DAVID COUGHTRY's painting,``North Elba'' has nothing to do with the island of Napoleon's exile, being rather a locality in the Adirondack Mountains of New York State. North Elba is now hardly more than a place-name, whatever it may have been in the years when it was first settled and thriving. It is near the heart and the greatest heights of this singular clump of mountains, part of no chain but sufficient unto itself - complete with an intricate system of lakes, ponds, springs, streams, rivers, valleys, plateaus, and foothills.
This painting takes place in a plateau meadow facing what we Adirondackers call the High Peaks. I use the phrase ``takes place'' deliberately, because landscapes in these mountains are dramatic ``happenings'' as often as they are ``views.'' The artist takes full advantage of the coming together of the activities in the scene. The mood is exciting but not threatening.
The heavy Adirondack clouds muffle those High Peaks, the chief of which is Mt. Marcy - the highest mountain in the state. The Indians knew it more poetically as Tahawus, the Cloud-Splitter. In all seasons, these clouds snuggle down in the valleys, throwing scarfs of mist over the summits rising up into the sky. In some years the vast water system of these mountains produces clouds and rain for the area alone, while surrounding parts remain dry and sunny.
The strong breeze blowing over the long grasses in the foreground indicates that these are lowering clouds that presage another rain shower. One feels that in a short while even the clearly defined formation in the center of the canvas, known as the Whale Tail, will become invisible to us as the storm rolls in.
The canvas is sizable, giving the viewer enough space to enter easily into the landscape. It is painted in very close color harmony with little contrast between the greens of the foreground and middle ground, a meadow that is also known locally as the Plains of Abraham, and the blue-lavender-gray mountains and sky.
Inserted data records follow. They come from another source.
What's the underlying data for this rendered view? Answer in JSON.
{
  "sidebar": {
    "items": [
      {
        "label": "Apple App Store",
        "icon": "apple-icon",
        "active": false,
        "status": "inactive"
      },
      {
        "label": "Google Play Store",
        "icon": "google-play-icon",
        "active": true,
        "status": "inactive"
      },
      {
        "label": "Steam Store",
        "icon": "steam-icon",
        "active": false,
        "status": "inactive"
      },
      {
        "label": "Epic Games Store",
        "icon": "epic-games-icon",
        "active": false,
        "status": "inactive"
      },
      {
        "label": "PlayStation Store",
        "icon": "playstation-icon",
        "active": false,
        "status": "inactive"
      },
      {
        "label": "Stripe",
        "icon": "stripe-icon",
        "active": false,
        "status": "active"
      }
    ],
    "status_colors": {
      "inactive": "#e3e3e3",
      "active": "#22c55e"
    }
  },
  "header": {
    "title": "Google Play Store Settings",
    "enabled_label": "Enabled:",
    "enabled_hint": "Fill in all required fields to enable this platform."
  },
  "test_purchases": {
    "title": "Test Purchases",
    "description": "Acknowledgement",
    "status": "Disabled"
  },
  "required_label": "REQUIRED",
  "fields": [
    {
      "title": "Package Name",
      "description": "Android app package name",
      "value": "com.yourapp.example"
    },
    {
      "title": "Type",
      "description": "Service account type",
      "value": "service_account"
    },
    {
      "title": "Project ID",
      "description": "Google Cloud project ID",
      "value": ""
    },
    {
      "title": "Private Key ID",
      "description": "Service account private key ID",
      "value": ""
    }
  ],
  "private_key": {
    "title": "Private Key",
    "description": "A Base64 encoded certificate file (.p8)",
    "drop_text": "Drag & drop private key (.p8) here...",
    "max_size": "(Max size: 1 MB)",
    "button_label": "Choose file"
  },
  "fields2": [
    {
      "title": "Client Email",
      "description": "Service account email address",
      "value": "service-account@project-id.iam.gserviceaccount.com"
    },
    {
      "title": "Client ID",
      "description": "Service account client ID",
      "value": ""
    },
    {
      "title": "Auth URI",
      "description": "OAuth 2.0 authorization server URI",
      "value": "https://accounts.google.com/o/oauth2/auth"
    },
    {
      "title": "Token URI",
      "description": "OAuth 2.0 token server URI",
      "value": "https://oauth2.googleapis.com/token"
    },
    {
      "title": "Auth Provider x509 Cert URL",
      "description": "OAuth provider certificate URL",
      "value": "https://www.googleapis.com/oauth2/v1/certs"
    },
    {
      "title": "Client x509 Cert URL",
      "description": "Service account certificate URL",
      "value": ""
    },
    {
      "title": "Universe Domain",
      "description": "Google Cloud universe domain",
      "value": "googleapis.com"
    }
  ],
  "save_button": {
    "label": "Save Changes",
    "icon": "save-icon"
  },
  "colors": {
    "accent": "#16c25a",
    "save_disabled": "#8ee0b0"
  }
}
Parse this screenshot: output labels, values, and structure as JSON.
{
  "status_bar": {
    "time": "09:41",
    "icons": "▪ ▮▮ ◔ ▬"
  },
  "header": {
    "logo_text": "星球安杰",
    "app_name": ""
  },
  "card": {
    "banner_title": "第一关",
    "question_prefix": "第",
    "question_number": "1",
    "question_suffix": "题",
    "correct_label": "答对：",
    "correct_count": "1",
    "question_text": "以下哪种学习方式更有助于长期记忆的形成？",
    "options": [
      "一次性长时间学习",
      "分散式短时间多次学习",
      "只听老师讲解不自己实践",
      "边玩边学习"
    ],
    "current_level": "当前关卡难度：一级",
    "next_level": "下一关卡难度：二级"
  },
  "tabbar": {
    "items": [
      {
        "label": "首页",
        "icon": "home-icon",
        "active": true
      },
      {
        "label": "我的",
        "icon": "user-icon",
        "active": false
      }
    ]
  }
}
While the effect is of a very simple color scheme, Coughtry uses a full range of pigments - red, yellow, blue, green and violet. ``I use every color except black,'' he says simply. These are skillfully blended into the entirely natural effect of his landscape.
Coughtry knows the Adirondacks intimately. He has hiked its forbiddingly wild trails since the age of 12. This painting is the outcome of six weeks spent sketching the region. Every day he went out to make numerous watercolors and gouaches. Out of these come large oil paintings such as this one.
This method is, one might say, fairly standard to landscape painters as a whole wherever they are found.
Coughtry says of his work, ``I paint until the vision crystallizes.'' This is certainly different from the early Hudson River painters, who many times composed their paintings according to academic formulas.
The Hudson River artists spooned in natural, previously drawn-from-life elements with certain ideographic or symbolic meanings intended to uplift the viewer with a transcendent sense of the sublime in nature. Their rendering was tight and detailed.
Coughtry's painting gives a sense of optical freedom such as we might experience standing knee-deep in those breeze-blown grasses.
His impulses in ``North Elba'' are juxtapositions of ``isolation and barrenness'' against ``beauty and purity.'' The painting tells us there are still wild places preserved for those who have the need for the primal loveliness and force of unspoiled nature.
For me, the painting breathes a prayer that such scenes will so remain for other landscape painters a century hence. These artists will be able to look back to our present-day painters as well as to the Hudson River School. They will have two centuries of American landscape painting behind them, appreciating the David Coughtrys of this century as he values the Hudson River School, continually adding to a great tradition of American art.